The big design change from previous designs for the garage, Hillman said, is that most of the structure would be below street level and not visible to neighbors or passers-by. The portion above ground would rise about 35 feet, including the entrance and a partially vegetated "green roof." The project would have slightly fewer than 400 parking spaces and cost $10 million to $15 million.

The garage has been described as "automated" or "robotic" because it would be built without ramps, leaving more room to park cars. Vehicles would be transported to and from parking spaces within the structure by mechanical lifts, and the walls have been designed with no windows because people would not go inside.

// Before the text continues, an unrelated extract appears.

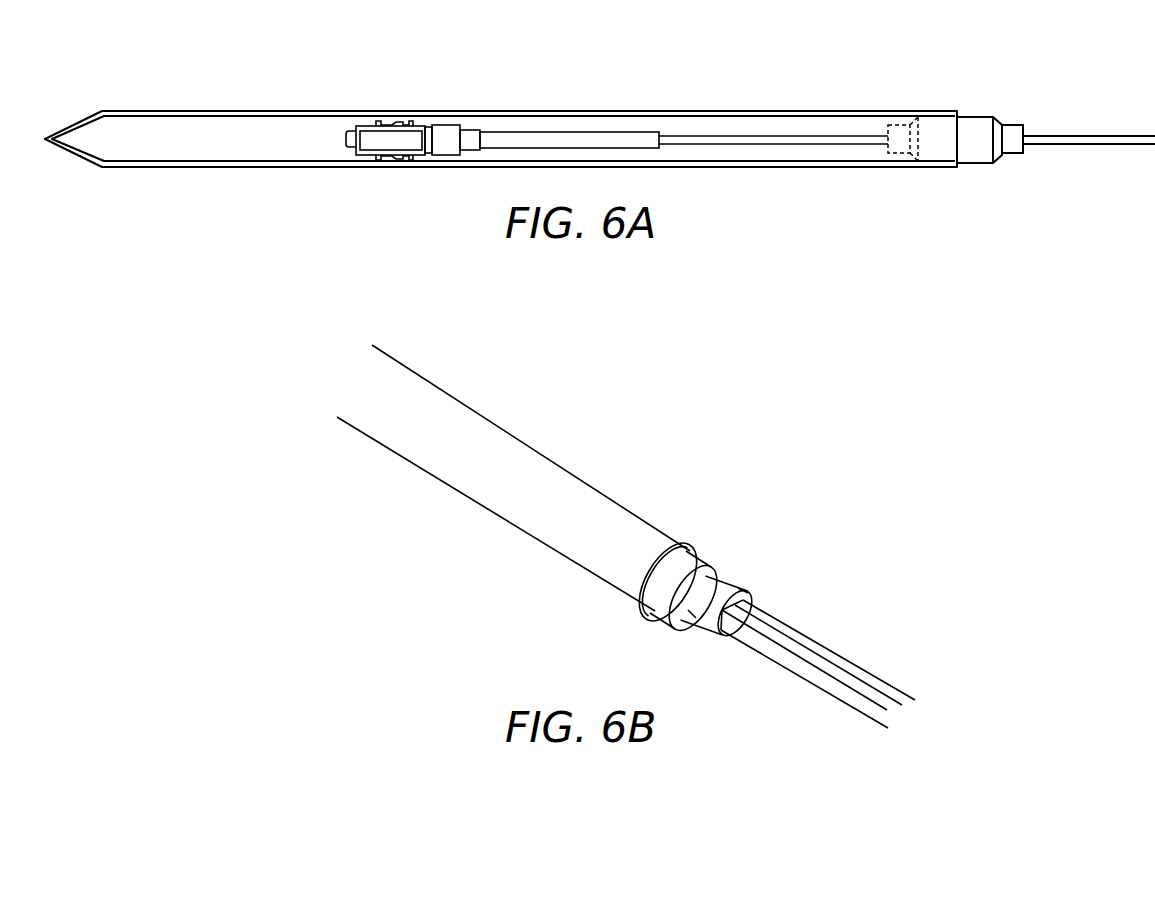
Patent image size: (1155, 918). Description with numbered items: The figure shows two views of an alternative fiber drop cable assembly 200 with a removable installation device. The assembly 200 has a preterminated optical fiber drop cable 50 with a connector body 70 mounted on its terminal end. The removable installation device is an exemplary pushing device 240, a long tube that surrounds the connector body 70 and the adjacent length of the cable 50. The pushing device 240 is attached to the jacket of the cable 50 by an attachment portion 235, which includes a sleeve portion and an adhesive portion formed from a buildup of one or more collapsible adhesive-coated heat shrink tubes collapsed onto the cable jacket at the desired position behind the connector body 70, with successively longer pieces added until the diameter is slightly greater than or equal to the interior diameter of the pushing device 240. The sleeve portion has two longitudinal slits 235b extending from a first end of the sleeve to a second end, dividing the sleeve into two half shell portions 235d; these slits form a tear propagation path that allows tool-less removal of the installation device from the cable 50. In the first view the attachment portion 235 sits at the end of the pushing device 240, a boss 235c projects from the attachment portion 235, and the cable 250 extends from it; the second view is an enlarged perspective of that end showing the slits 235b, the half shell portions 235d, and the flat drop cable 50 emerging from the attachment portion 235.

Hillman, who heads Southern Management Corp. in Vienna, Va., said the garage would still have the equipment that would move cars to parking spaces without the need for ramps. But instead of lifting cars to upper levels, he said, the equipment would take cars to spaces below ground. The design no longer includes 19 south-facing apartments.

Hillman's previous plans drew opposition from neighbors concerned that an 80-foot-tall building would dwarf the neighboring three-story rectory, a historic landmark that houses the headquarters of Preservation Maryland, and would block other buildings' views. Neighbors also expressed concerns that the garage would cause traffic congestion along Saratoga Street.

Hillman said he already has bought the equipment for the automated garage and that it was his son Richard's idea to install the "lifts" so they take cars down to park rather than up. He said contractors would need to dig 50 feet below street level to fit all 12 levels in, and that patrons won't actually drive their vehicles to the spaces. "The cars are in a vault, basically," Hillman said.

Tyler Gearhart, executive director of Preservation Maryland, and Rob Ross Hendrickson, a partner of a law firm with offices on the same block, both said Hillman's plan to build underground was an improvement over previous versions. Gearhart said he still had a few concerns about the underground garage, including its effect on traffic and the effect of excavation and construction on the rectory. Hendrickson said he'd like to see the garage rise even less than 35 feet above ground.

Gearhart added that Hillman deserves credit for saving and recycling a number of key buildings downtown for residential use, including the former Hecht's department store at Howard and Lexington streets, the former BGE headquarters at 39 W. Lexington St., and the former Standard Oil Building on St. Paul Place. "He's done good work."

Hillman, who has been working on the project for more than six years and three mayoral administrations, promised that it will fit in with the area. "It's going to be very attractive," he said. "I don't build schlock."